Professor Buzz Alexander and Joe Summers, vicar at Church of the Incarnation, Pittsfield Township, enjoy a long friendship. Thirty-five years ago, Summers was an English student at the University of Michigan where his teacher became a mentor. In the mid-1980s, both men became involved from different perspectives in prison work.
Alexander developed the Prison Creative Arts Project through the university. As part of an undergraduate course that provides a thorough training ground, students go into 20 different prisons and juvenile facilities, as well as some of the poorest high schools in Detroit, to hold art workshops.
About the same time, Summers and his fledging church community decided to focus on outreach to people in prison through Bible study groups. Over the years, the two men have shared the challenges of their prison work, as well as the similarities. They describe this work as some of the richest experiences of their livesand they find ample evidence of hope and healing.
Founded in 1990, the Prison Creative Arts Project (PCAP) facilitates the creation of original works of art in Michigan prisons, juvenile facilities and urban high schools. The project opens creative spaces where they don’t easily exist. Working in teams of two or three, PCAP members facilitate and participate fully in workshops where vulnerability, risk, and improvisation lead to discovery. The emphasis is on creative writing, including plays that are performed, visual art, dance and music. Everyone who enters the workshop space is respected, believed in, supported and challenged.
The PCAP program is operated through the university and involves at least three faculty, three full-time staff, a large advisory board, and between 24-50 students each semester. After taking one of three courses that provide a training ground, students continue their involvement as volunteers, and many eventually become PCAP associates and then mentor and train other students. Some PCAP students have chosen a life of service in various fields based on the experience.
In the process of participating in the workshops, the incarcerated can begin to see themselves as creative human beings, as artists. They can risk forming relationships, which are dangerous otherwise. They develop inner support and grow.
One artist told Alexander, “It’s a kind of forgiveness; I’m being welcomed back into the world.”
Through his work in prison Bible study, and collaborating with PCAP, Summers also witnesses this growth.
“Among the incarcerated, there are some very rigid ideas about Christianity,” he said. “Through art, many of those issues can be side-stepped, and people can get in touch with their emotions and imaginations to survive and transcend their circumstances.

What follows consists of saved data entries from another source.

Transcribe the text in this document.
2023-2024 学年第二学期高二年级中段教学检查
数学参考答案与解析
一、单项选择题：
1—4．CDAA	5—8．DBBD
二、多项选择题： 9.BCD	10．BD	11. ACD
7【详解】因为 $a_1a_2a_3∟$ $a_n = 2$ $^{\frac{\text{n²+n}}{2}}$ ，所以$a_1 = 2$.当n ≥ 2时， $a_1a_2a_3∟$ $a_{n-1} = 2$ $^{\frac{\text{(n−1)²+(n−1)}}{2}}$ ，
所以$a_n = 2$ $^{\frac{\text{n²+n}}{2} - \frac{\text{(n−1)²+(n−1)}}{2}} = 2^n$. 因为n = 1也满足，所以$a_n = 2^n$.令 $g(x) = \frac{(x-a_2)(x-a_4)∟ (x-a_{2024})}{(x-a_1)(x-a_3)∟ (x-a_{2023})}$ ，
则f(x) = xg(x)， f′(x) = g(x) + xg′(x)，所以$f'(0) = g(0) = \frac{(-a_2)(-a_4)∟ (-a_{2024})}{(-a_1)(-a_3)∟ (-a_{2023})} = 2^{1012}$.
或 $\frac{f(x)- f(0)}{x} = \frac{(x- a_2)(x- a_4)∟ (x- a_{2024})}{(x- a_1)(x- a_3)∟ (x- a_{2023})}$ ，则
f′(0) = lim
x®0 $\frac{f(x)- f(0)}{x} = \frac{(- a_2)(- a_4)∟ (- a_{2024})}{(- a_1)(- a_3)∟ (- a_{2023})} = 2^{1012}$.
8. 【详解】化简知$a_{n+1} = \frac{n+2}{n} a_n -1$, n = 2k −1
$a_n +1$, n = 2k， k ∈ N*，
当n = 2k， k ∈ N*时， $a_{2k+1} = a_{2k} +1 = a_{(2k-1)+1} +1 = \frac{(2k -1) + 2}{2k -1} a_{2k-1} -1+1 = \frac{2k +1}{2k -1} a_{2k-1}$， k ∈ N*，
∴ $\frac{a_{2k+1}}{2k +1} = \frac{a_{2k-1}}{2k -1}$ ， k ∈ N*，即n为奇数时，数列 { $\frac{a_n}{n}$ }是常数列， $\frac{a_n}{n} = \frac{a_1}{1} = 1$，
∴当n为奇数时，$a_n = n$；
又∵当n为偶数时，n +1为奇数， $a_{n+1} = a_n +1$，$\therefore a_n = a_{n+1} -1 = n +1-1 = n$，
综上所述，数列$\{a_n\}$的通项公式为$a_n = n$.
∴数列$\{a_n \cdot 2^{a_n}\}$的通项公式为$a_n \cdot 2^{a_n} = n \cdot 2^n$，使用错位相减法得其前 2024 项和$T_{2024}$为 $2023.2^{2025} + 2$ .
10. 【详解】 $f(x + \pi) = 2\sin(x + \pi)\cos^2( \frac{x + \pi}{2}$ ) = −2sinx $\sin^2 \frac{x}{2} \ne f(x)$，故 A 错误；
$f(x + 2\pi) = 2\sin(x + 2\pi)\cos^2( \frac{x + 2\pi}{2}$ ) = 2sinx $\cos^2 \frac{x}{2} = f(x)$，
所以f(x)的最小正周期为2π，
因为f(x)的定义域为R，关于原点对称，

“It’s some of my favorite art,” Summers said, “And it changes my reading of the Bible. A lot of the Bible was written by people in prison. Reading it with the incarcerated changes your perspective.”
In addition, there is tremendous value in this project to the students who participate, and to the community members who attend the art shows. Church of the Incarnation held an art show and auction on December 9.
The art hits you in the face. Seeing the full breadth of the artist’s humanity and diversity challenges the damaging idea that there are good people and bad people. And once that happenes, one can no longer just forgetas is too often the case with the incarcerated.